Mas, evidentemente, não falo do Inter. Falo de todos, incluindo do Vasco, cuja ausência empobrece a Série A. O modelo brasileiro de rebaixamento é tosco e quase tão hipócrita quanto a Lei Pelé, aquele cipoal de normas daninhas aos clubes. Talvez tão hipócrita quanto os torneios que premiam perdedores, como a Copa Sul-Americana, aberração capaz de dar acesso a um título continental para o 10º colocado do Brasileirão.

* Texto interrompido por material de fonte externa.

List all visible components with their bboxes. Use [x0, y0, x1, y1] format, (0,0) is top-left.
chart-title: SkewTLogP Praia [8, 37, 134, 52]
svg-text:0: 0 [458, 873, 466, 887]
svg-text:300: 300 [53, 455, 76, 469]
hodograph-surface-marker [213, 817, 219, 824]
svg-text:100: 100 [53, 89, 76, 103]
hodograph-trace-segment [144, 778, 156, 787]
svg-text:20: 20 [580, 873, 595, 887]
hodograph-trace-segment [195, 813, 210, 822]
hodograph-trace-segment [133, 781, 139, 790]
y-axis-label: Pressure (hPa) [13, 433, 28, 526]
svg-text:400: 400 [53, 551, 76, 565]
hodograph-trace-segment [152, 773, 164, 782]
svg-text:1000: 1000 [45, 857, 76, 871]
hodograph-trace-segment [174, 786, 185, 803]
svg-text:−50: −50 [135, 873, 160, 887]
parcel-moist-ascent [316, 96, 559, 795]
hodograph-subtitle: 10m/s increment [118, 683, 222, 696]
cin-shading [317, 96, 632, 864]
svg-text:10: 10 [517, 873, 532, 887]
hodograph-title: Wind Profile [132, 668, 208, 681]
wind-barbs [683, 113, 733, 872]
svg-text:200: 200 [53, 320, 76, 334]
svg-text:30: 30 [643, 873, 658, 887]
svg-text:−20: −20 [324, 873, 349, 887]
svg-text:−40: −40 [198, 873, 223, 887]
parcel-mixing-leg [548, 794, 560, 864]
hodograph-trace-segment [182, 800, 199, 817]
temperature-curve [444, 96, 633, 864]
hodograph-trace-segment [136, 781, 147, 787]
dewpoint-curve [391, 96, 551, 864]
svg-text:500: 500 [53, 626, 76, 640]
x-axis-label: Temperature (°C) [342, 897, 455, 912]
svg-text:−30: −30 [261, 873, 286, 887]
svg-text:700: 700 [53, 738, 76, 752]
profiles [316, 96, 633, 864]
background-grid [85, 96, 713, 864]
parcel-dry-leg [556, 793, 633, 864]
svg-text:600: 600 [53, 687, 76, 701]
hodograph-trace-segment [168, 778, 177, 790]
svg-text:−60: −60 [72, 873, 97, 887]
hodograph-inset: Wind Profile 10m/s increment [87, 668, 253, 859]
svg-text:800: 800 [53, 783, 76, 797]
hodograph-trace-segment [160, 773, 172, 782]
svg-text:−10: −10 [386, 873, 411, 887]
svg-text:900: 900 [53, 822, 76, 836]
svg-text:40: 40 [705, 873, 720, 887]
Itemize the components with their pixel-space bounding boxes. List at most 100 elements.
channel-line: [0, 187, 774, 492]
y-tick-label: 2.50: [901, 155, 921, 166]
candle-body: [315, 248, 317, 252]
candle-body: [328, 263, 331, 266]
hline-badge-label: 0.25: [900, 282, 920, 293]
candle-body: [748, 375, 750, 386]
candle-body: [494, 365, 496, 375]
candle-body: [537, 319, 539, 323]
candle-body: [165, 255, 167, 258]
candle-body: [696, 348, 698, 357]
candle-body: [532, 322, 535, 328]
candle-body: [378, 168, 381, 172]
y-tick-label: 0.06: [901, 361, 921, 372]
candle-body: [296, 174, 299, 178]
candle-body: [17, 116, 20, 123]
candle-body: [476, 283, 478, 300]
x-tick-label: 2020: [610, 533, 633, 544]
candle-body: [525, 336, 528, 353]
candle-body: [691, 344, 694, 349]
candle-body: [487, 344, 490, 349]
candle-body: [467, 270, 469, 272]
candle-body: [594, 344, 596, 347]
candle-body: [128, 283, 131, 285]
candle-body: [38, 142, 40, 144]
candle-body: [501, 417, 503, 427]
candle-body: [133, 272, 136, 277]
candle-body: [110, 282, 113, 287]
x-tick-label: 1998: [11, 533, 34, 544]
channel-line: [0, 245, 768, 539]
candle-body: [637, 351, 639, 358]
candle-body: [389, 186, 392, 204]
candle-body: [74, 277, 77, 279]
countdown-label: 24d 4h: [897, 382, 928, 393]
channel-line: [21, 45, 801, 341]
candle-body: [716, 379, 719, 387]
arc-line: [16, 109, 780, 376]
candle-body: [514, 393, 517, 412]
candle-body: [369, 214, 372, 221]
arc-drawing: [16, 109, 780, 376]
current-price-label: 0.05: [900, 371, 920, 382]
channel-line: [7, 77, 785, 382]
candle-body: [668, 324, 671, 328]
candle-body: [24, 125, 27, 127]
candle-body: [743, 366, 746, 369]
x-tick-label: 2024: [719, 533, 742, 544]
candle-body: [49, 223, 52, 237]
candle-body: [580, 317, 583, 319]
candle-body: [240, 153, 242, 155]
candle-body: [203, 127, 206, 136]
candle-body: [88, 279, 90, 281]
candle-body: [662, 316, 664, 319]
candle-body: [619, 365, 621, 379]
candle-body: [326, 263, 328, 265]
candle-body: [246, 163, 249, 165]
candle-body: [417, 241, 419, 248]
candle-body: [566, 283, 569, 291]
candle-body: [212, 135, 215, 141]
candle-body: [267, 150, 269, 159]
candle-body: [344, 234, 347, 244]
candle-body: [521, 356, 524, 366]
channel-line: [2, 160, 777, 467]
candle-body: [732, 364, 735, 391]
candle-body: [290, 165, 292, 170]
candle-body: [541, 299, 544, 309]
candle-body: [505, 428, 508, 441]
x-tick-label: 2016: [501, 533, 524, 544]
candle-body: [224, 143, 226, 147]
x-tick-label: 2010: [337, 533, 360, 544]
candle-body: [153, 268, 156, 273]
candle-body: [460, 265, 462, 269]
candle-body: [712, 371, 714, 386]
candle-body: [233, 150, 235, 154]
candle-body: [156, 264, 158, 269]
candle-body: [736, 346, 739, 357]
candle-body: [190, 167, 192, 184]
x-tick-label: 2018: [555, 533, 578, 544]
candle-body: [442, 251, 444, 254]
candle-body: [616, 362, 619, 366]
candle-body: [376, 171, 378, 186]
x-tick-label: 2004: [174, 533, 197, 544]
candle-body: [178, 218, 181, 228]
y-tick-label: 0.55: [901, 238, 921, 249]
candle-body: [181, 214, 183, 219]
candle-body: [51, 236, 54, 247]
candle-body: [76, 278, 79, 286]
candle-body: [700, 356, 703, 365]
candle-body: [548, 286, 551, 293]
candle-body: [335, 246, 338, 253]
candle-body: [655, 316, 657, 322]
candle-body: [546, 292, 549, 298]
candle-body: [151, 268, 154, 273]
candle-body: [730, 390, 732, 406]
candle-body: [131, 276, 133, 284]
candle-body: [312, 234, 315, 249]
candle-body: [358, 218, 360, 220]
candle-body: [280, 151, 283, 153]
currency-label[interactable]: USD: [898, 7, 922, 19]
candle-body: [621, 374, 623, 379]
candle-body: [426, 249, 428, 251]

Mas ok. Vamos aos argumentos. Primeiro, nossos clubes não são empresas. Dizer isso é tão profundo quanto a música do Luan Santana. Devem ser administrados com gestão profissional? Claro. Mas isso é diferente. O dono dessas grandes instituições culturais e de alto apelo público não é o presidente de turno, por vezes um aventureiro. São seus milhões de apaixonados. Outra: dizem que o rebaixamento evita a mediocrização. Será? Para mim, nada é mais medíocre do que começar o ano pensando na meta de não cair.
Exemplo prático é o do time campeão brasileiro que, no ano seguinte, em razão de natural fadiga, entra em decadência. Deve ser punido? Não seria mais justo ter um respiro? Esse quadro já andou se dando por aí. Lembro dos tempos em que clubes podiam burilar apostas da base sabendo que viviam uma transição. Era legítimo. Íamos para o estádio olhar jogadores com paciência, vendo o potencial de cada um, vibrando com sinais de talento. Agora, isso é quase letal para quem vê na luta contra o rebaixamento uma urgência, quase um pânico.
Falemos em mérito e democracia para o acesso. É importante! Mas por que não um sistema como o argentino? Cai quem não atingir certa média de pontuação em três anos. Isso protege clubes enfronhados no nosso imaginário cultural. E é disso que trato: evoluamos, mas cuidando com as armadilhas da hipocrisia.